Alfrocheiro wines are rich in color with firm but ripe tannins and a good balance of tannins, alcohol, acidity and attractive, berry fruit, reminiscent in particular of blackberries and ripe stawberries. The vines are vigorous, requiring more attention than many other varieties to keep the vegetation under control, and they are prone to attack by oidium and botrytis (http://www.winesofportugal.info/)
But don’t be fooled, Dão isn’t all red! In fact they create wines that are so elegant that they are often compared to Burgundian wines.

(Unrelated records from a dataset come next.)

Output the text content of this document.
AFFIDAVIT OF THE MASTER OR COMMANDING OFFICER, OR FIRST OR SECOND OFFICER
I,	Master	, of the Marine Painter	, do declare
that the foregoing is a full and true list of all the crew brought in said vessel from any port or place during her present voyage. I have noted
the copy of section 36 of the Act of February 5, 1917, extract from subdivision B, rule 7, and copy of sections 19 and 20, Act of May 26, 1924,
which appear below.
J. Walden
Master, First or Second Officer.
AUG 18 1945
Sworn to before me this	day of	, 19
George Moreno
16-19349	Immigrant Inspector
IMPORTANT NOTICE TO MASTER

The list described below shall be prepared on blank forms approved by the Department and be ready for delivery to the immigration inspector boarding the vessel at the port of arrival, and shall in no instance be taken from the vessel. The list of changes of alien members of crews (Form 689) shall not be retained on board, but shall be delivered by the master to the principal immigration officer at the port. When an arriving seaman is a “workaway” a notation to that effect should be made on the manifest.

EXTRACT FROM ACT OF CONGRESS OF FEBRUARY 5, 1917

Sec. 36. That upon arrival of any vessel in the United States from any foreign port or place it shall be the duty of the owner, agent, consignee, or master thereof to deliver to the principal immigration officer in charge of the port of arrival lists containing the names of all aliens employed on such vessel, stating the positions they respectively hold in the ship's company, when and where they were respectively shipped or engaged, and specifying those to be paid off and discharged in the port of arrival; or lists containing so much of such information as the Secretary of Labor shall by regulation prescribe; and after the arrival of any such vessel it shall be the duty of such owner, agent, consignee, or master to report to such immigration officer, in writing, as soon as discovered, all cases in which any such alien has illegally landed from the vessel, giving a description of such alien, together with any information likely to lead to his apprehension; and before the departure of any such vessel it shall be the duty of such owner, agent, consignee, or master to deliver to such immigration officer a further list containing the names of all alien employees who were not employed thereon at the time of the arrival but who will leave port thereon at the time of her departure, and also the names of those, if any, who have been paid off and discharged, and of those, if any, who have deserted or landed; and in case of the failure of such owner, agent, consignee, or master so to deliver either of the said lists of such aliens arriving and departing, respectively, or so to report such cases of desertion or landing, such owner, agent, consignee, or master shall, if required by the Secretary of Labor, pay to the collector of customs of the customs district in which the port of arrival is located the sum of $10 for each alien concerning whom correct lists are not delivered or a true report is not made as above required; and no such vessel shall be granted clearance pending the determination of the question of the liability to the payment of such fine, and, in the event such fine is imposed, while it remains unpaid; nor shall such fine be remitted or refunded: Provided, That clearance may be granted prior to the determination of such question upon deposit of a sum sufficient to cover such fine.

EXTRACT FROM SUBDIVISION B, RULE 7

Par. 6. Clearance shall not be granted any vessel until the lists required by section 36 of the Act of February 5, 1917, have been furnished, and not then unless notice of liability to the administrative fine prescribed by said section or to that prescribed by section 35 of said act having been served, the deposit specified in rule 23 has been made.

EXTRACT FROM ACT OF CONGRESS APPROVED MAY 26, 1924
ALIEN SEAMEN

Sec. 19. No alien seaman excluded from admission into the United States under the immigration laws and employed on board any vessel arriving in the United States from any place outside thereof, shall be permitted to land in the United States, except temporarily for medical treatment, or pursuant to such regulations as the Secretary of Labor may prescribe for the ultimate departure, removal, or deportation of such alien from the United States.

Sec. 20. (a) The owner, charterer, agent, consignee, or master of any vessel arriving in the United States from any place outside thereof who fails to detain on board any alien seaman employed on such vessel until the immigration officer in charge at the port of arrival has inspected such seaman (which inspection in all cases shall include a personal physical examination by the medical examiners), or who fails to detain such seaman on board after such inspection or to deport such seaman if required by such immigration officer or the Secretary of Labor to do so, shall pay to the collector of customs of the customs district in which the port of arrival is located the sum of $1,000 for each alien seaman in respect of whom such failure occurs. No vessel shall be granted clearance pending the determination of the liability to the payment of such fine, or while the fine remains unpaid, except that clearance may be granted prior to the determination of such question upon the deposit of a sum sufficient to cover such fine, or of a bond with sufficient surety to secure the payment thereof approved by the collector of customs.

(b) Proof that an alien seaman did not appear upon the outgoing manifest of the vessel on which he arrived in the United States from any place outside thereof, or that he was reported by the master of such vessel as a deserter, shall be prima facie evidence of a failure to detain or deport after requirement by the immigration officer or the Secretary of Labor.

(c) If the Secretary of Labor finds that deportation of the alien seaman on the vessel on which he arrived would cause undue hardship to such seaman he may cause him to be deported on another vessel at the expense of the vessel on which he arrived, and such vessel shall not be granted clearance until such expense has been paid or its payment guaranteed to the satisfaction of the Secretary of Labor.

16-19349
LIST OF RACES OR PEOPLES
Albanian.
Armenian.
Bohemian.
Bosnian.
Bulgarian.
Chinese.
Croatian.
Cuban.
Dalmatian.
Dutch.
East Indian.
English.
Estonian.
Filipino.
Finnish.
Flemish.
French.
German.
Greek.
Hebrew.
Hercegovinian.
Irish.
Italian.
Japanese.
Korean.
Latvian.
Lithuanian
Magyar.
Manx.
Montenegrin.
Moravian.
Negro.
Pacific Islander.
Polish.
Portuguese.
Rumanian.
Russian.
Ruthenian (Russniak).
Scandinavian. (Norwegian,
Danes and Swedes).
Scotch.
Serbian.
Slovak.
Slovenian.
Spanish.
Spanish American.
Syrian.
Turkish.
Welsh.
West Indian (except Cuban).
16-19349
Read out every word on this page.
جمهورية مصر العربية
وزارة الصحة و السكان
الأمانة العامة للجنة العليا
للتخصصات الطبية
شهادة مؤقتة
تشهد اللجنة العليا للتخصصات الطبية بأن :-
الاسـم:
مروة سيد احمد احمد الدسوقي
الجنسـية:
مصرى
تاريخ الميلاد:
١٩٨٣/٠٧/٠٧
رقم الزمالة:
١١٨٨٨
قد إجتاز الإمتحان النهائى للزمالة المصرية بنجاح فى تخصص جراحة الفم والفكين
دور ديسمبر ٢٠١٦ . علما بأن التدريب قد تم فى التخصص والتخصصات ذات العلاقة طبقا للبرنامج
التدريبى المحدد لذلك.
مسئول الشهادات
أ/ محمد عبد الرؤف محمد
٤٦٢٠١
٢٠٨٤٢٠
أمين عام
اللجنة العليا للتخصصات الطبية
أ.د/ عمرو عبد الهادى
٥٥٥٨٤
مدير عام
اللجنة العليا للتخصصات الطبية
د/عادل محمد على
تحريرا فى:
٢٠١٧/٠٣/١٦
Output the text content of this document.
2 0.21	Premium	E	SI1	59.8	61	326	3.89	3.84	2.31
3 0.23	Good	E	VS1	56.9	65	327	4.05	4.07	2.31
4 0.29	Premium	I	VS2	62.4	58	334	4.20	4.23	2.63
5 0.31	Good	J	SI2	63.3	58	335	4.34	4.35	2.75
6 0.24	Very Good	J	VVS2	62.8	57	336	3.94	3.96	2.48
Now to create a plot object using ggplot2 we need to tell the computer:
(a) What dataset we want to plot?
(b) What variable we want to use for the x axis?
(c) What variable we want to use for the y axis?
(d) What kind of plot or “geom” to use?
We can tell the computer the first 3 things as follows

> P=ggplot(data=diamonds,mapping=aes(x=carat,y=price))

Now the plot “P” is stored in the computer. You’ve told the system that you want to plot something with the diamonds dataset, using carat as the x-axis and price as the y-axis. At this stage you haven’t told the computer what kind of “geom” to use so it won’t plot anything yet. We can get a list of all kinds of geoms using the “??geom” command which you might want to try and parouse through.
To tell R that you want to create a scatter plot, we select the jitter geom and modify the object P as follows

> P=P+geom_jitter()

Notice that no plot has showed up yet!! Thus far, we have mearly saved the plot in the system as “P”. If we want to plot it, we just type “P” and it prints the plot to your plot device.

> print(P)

Encruzado is currently restricted to the DOC Dão. The wine provides aromas of violets, roses with a hint of citrus notes. They are complex wines that can also, depending on the conditions, show some resin and deep mineral notes. The wines are well structured and have incredible aging ability. It is found both as a single variety as well as being used as a blend.
Whether you are a red or white fan, Dão wines offer an incredible value. During a sit down lunch presentation sponsored by the Wines of Portugal and organized by Allison Levine, I had the distinct privilege to taste through an spectacular portfolio.
There were ten wines in total with four being whites. Each one was in my honest opinion, exceptional. When I was told the prices, I almost fell off my chair.
Cabriz “Reserva” White 2018 – $9
Kelman Encruzado 2017 – $18
Casa da Passarella “O Fugitivo Curtimenta” White 2016 – $60
Flor de Nelas Encruzado 2015 – $25
Cabriz “Reserva” Red 2014 – $19
Pedra Cancela “Seleção do Enólogo” Red 2016 – $9
Fonte do Ouro “Reserv” Red 2017 – $19
Quinta de Lemos Touriga 2011 – $35
Quinta dos Roques Touriga Nacional 2015 – $39
As I mentioned, each wine was stellar, and there was not one that I would not like in my glass again, but when you factor in the QPR, the two standouts that I believe are both case worthy are the 2018 Cabriz Reserva Vinho Branco and the 2016 Pedra Cancela “Seleção do Enólogo” Red, both unbelievably priced at $9.
Also, very intriguing and worthy of a purchase was the 2016 Casa da Passarella “O Fugitivo Curtimenta” White. Curtimenta is the Portuguese word for skin contact. The wine is a natural, orange wine. I am not the biggest fan of orange wines, there is something about them that just does not appeal to me, maybe its the “funk,” but this wine did not have that. It is a blend of native grapes including Encruzado, Uva Cão, Bical and Terrantez. It was fermented on native yeast with its stems and saw skin contact for one month. Aged in 600 Lt casks for one year with an ABV of 13%.